Tengo una bicicleta con una rueda rota en la esquina de mi
pieza, junto al perchero y el armario. Es un armatoste naranja caramelo con las
llantas de mostaza y se anuncia como la Calabaza de Orión, todo un escándalo.
Desde luego no es de mi talla, se ve como un juguete. Y si
no fuera por la rueda y mi avería ahora mismo estaría pedaleando y no andando
pedo y en calcetines, che, dónde hemos llegado.
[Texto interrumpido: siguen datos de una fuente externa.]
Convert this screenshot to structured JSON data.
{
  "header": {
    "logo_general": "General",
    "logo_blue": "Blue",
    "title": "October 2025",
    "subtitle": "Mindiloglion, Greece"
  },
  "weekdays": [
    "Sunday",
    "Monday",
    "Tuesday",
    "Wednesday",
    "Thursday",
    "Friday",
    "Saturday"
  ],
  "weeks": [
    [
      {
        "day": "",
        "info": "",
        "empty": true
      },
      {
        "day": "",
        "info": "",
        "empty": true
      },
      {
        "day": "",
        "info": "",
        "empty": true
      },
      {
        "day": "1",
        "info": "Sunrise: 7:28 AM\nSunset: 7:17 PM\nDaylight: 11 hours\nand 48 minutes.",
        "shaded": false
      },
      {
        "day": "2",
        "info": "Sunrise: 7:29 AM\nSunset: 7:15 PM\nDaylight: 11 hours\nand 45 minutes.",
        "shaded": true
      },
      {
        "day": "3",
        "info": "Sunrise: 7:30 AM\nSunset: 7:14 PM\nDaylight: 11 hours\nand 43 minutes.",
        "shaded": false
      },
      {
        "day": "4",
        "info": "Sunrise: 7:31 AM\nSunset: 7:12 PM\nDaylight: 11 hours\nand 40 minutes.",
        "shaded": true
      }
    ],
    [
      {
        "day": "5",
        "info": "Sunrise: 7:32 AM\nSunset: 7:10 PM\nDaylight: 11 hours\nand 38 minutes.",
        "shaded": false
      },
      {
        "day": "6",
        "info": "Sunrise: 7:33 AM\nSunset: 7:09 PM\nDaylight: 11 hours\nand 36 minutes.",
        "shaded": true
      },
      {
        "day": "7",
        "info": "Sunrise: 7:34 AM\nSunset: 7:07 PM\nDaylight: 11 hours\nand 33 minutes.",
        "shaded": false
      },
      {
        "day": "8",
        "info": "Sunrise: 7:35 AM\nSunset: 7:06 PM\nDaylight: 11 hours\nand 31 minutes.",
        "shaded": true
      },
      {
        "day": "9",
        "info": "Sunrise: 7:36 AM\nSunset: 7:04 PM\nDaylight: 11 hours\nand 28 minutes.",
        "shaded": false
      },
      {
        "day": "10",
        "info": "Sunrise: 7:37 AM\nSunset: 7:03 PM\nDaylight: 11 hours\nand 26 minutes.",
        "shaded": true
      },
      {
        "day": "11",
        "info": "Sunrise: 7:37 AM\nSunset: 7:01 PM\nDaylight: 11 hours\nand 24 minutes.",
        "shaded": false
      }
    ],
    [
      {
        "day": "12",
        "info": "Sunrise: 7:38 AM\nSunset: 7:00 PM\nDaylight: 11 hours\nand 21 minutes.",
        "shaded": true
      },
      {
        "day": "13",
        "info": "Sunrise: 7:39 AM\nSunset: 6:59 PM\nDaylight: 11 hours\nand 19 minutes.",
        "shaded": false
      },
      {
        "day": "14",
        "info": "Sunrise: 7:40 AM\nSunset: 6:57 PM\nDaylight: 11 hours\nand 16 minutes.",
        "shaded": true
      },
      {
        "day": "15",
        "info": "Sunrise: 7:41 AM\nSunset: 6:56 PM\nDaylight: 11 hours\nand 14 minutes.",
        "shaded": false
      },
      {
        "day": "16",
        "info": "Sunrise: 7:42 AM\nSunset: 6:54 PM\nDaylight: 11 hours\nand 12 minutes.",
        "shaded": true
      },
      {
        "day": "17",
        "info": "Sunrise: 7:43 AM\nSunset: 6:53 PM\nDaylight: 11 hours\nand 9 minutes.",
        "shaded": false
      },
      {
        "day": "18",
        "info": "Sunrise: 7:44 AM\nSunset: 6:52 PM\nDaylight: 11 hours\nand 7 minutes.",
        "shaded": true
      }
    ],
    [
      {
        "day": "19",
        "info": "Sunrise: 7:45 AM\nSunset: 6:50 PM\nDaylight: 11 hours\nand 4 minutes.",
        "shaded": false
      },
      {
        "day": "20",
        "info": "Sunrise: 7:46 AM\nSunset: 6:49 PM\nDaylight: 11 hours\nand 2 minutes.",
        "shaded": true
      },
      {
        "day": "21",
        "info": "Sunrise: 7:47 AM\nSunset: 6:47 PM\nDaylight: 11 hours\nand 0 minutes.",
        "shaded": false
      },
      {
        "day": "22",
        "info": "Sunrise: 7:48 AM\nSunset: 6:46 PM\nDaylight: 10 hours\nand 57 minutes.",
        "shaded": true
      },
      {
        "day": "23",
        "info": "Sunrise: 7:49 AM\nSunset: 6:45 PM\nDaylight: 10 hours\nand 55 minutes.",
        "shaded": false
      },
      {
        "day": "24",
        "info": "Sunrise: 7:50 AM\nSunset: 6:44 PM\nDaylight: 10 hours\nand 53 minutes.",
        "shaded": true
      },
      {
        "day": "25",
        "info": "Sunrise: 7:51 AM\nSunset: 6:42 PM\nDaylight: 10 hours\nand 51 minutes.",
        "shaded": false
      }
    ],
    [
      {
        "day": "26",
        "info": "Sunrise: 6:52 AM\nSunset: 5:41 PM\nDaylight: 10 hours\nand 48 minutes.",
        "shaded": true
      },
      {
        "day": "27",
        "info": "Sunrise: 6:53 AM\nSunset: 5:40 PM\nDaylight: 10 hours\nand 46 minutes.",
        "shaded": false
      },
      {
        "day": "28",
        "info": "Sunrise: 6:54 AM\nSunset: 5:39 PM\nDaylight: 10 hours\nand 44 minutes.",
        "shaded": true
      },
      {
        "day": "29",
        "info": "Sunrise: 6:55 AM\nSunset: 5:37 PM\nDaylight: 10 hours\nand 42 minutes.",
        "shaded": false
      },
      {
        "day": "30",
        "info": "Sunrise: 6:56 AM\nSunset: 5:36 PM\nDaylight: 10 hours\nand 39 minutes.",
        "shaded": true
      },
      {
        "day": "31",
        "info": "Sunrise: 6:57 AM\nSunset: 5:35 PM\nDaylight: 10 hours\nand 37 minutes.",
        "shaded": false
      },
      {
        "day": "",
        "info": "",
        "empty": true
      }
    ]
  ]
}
La razón por la que te escribo esto es porque me he fijado
en que me gusta que esté así, rota y bien rota. Y pensé que era importante que
lo supieras.
Creo que la Calabaza de Orión tiene, al menos, tres marchas.
Pero ya sabes que yo de eso no sé apenas y cojo el piñón de en medio y con las
mismas subo o bajo a donde sea. Son cosas nuestras, no nos importa mucho.
De todas formas no sé si llegaré a llevarla al taller,
porque antes tengo que comprar un acuario nuevo y mayor para la tortuga y
también trasplantar esa rama que encontré, todo crece y, sabiéndome, va para
rato.
Pero me paro a pensar y, espera, volvemos a la vieja ruda y
pendeja rueda que encima está rota y que se ríe bajo el polvo del neumático
dislocado. La veo por el rabillo y se me eriza la nuca y me molesta su sonrisa
torcida y sus radios oxidados. Me asquea ese gesto encorvado con las pastillas
de freno fruncidas y ese mirar de manillar por encima de la horquilla. ¡Vaya un
velocípedo!
¿Cómo iba yo a cabalgar semejante rocín, tal artefacto?
¿Acaso no se ha convertido ya en un mero cartabón con sendos círculos en el
bodegón que es mi pieza? ¿Y en qué me quedo yo, entonces, tornado simple pincel
con cerdas por cabello y un herrete en el pescuezo?
¿Cómo iba a cabalgar siquiera, con este cuerpo que es de
palo, tronco muerto, barnizado? ¿Cómo…?
¡Cómo!
Como comprenderás, todo este asunto quizá me desquició. La
rueda rota y ese rollo. La Calabaza en mi pieza, bajo la ventana, en pleno
Ochobre. En fin. Todo benne. Cebá el mate.